ANGLE OF RETURN
By Gena Ellett
Every Monday since I moved in with Luke eight months ago, I walk his daughter to school and we play badminton along the way. Kendra is eight years old and sweet with tangled hair and an easy toothless grin. She stays with us half the week. Her room is next to ours so sometimes Luke covers my mouth during sex so she won’t hear us, and instead he whispers in my ear baby baby baby. Like a spell. Afterwards I fall asleep with the blanket clenched between my teeth. An old habit.
In high school I never made my boyfriend wear a condom. It wasn’t out of ignorance or stupidity. I understood the risks. I volunteered at a Planned Parenthood clinic for a couple years and sat through four years of sex-ed, even took part in those activities where they paired us, boy-girl, and had the girls stand and stare into the boys eyes and say “I won’t let you come inside me without a condom on.” Everyone else had laughed through the whole thing, but not me.
At first it was exciting. And then it felt like it’d gone on for too long for me to suddenly stop and say hey, we should probably use something. And then after a few months, it was something else. I’d decided I wouldn’t get pregnant and my body had listened. I felt so calm, powerful even, like a body of water. It was a divine secret. I didn’t tell anyone. Still haven’t. Not even Luke.

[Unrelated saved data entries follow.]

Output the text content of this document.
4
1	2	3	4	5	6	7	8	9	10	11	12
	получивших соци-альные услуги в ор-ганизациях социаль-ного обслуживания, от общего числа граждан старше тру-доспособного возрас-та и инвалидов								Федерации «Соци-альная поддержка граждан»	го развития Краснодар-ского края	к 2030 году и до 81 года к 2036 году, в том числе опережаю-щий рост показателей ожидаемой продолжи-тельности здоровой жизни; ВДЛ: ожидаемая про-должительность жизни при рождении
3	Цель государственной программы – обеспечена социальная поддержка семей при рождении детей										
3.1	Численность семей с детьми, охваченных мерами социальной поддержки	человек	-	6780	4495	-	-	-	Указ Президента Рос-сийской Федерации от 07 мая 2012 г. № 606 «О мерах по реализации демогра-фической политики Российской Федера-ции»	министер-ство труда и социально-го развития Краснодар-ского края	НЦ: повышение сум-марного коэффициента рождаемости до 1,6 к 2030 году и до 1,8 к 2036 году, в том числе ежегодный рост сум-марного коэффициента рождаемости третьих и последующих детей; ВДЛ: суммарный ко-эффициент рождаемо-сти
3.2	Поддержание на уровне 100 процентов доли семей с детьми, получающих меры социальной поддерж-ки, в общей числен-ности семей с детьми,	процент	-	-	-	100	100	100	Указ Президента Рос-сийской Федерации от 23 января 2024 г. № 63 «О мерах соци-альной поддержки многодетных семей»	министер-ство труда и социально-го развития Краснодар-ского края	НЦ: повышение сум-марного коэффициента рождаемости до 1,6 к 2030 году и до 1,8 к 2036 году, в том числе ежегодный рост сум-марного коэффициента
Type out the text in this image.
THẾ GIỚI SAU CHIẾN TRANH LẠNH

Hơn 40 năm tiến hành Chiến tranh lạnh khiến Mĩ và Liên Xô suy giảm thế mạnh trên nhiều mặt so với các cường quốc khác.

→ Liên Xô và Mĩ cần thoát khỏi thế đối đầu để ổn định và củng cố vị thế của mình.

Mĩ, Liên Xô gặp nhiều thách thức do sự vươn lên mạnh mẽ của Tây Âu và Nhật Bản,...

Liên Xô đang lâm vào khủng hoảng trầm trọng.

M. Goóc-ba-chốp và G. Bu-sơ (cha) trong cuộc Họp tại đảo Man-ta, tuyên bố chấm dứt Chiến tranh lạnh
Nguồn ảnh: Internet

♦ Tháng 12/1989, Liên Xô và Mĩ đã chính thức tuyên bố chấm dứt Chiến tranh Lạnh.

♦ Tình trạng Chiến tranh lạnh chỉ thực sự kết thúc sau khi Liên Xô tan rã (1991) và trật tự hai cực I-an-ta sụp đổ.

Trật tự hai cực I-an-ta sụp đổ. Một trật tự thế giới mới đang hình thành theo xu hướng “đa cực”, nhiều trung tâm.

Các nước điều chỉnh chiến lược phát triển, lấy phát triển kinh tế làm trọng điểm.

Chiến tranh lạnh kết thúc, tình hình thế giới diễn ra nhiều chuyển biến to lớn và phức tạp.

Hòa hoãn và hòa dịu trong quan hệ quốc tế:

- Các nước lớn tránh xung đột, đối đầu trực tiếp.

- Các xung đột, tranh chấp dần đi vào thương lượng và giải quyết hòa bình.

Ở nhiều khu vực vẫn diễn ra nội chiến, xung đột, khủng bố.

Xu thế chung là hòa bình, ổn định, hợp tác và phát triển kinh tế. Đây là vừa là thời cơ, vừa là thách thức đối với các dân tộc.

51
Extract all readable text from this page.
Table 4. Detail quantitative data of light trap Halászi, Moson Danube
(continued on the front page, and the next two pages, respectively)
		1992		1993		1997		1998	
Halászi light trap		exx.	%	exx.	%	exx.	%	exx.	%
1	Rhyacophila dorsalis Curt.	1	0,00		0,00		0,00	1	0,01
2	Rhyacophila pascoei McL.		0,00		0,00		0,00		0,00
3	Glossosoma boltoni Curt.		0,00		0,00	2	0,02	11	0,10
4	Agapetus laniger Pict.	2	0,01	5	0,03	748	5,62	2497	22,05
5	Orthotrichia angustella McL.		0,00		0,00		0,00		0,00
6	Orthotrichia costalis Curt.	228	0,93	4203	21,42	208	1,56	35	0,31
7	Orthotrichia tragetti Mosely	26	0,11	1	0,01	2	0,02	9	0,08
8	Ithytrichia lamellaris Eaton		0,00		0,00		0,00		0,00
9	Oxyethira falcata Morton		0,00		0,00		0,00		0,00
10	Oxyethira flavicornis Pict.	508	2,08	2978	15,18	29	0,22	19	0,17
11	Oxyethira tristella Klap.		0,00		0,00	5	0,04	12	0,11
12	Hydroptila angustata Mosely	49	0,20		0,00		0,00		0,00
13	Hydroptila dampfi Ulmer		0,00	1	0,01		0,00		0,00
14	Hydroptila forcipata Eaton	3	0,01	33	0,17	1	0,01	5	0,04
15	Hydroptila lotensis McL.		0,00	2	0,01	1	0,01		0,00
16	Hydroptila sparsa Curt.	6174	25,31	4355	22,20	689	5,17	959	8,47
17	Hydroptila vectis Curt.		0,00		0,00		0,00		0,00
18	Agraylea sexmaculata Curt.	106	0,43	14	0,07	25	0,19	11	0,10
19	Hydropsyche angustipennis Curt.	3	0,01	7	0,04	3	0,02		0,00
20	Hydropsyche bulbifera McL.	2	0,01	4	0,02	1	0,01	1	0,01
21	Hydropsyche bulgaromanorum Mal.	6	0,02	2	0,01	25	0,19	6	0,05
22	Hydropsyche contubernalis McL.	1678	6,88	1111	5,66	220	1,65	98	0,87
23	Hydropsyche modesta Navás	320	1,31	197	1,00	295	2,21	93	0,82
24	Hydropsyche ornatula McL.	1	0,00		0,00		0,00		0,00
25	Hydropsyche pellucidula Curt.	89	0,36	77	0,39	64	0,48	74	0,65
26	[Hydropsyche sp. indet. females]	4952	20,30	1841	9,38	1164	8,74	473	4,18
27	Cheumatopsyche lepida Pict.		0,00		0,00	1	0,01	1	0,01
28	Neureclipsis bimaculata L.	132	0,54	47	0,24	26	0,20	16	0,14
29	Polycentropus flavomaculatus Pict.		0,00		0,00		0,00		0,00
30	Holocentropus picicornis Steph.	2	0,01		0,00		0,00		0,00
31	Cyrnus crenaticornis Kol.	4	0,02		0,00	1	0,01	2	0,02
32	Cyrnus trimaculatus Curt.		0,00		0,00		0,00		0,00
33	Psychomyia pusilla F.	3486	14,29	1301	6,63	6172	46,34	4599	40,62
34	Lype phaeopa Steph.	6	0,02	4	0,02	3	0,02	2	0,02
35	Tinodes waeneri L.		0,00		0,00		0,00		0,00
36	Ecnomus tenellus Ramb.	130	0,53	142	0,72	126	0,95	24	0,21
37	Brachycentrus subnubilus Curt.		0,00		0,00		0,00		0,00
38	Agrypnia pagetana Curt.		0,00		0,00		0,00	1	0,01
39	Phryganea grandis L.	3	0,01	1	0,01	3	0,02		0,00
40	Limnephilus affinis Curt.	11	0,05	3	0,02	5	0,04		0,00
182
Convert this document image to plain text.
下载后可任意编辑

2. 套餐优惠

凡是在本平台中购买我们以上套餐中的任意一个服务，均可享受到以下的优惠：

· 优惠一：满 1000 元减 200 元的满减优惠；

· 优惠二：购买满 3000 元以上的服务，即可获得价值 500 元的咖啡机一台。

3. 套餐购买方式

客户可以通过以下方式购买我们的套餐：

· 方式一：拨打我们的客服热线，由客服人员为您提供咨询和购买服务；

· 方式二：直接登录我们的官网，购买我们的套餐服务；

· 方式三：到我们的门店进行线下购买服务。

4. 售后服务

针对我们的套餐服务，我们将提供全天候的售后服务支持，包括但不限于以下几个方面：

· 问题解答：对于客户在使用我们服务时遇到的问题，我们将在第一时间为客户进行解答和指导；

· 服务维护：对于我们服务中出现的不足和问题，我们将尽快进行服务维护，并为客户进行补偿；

The last morning I walk her to school is in early October. The kind of grey white morning where the sidewalks seem extra bare, everyone far off in beds. “You missed,” Kendra calls to me. I look down at my feet where the birdie turns in a half circle, losing momentum. She told me once that she hated being the first kid dropped off and the last kid picked up. I told her we liked to avoid the rush but then I went right out and bought her the rackets and a pack of birdies. The deal is: twenty steps towards school, two passes back and forth.
“Sorry sweetie. Must be half asleep still.” I pass back to her and she jumps to catch the birdie in the air. She turns and starts counting out her steps, stopping to yank her leggings up and kick a pinecone onto the street.
“No coffee no talkie. That’s what my mom says. Nineteen, Twenty.” She waits for me to walk ahead before throwing the birdie in the air.
“That’s funny. Your mom’s funny.” It always takes her at least three tries.
“Are you going to have a baby?” She doesn’t look at me.
“That’s a big question.”
“What’d he say, exactly?”
“That you’re having a baby. A brother or sister for me. Hopefully sister.”
We count our steps together. This morning in the dark of our room, the blanket still clenched between my teeth in sleep and in comfort, Luke asked why nothing was happening. He sounded concerned. I told him these things take time, and I felt like a body of water again but I wasn’t sure whether I was rising or sinking. If maybe I was wrong all along, about my power, about who chose.
“Lisa Chan at school has four sisters and they fight all the time.” She waves her racket in my face and grabs my hand to pull me forward.
“What do they fight about?”
“Everything. Lisa says they steal her books and rip the pages out. And she never gets to decide anything.”
“Are you worried about that?”
“No. Sixteen, Seventeen…”
What would I tell my daughters if I had them? One or two, god forbid three or four. Would I tell them to hold onto all those small secrets of their own for as long as they could? That you have to be careful when you start loving someone else because suddenly your choices aren’t entirely your own, your body becomes a shared space, the old deals you made with it become cumbersome or useless or even regretful. You lose those secrets like glass beads in a creek bed.
I throw the birdie in the air and I hit it hard. It ricochets off the sidewalk out into the road and Kendra hops after it without hesitation. I think I’m moving upwards, but how can I be sure?
I don’t hear the truck until it’s too late. She must have been humming to herself. It’s swift and I’m too far away. I’m bolted down and she hums away from me. The truck speeds on and my heart pounds, even though I don’t ask for either.
My insides are black ice and the whole scene veers away from me and just as quickly my body is in motion. It moves without me.
It launches forward and I see the purple of Kendra’s sweatshirt disappear behind the row of parked cars and I’m after her, I’m between the cars and on the road, my hand raised palm flat STOP MY DAUGHTER STOP.
The truck slams on its breaks. I can’t see her, fast fast the driver is screaming on the road. In a moment she is gone a million times.
If I’m sinking, couldn’t I find calmness in a dry riverbed? Pulse louder than anything, hands still raised, I walk in front of the stopped truck.
She is crouched on the road beside it, the birdie clutched in her hand. The driver’s mouth moves and he waves his arms in front of me but I push past him.
What they say is true: your body will know what to do.
Close by, my love sleeps. His daughter catches her breath and reaches out for me. Would I tell them about the pressure and darkness of this place? That the weight of it’s unimaginable?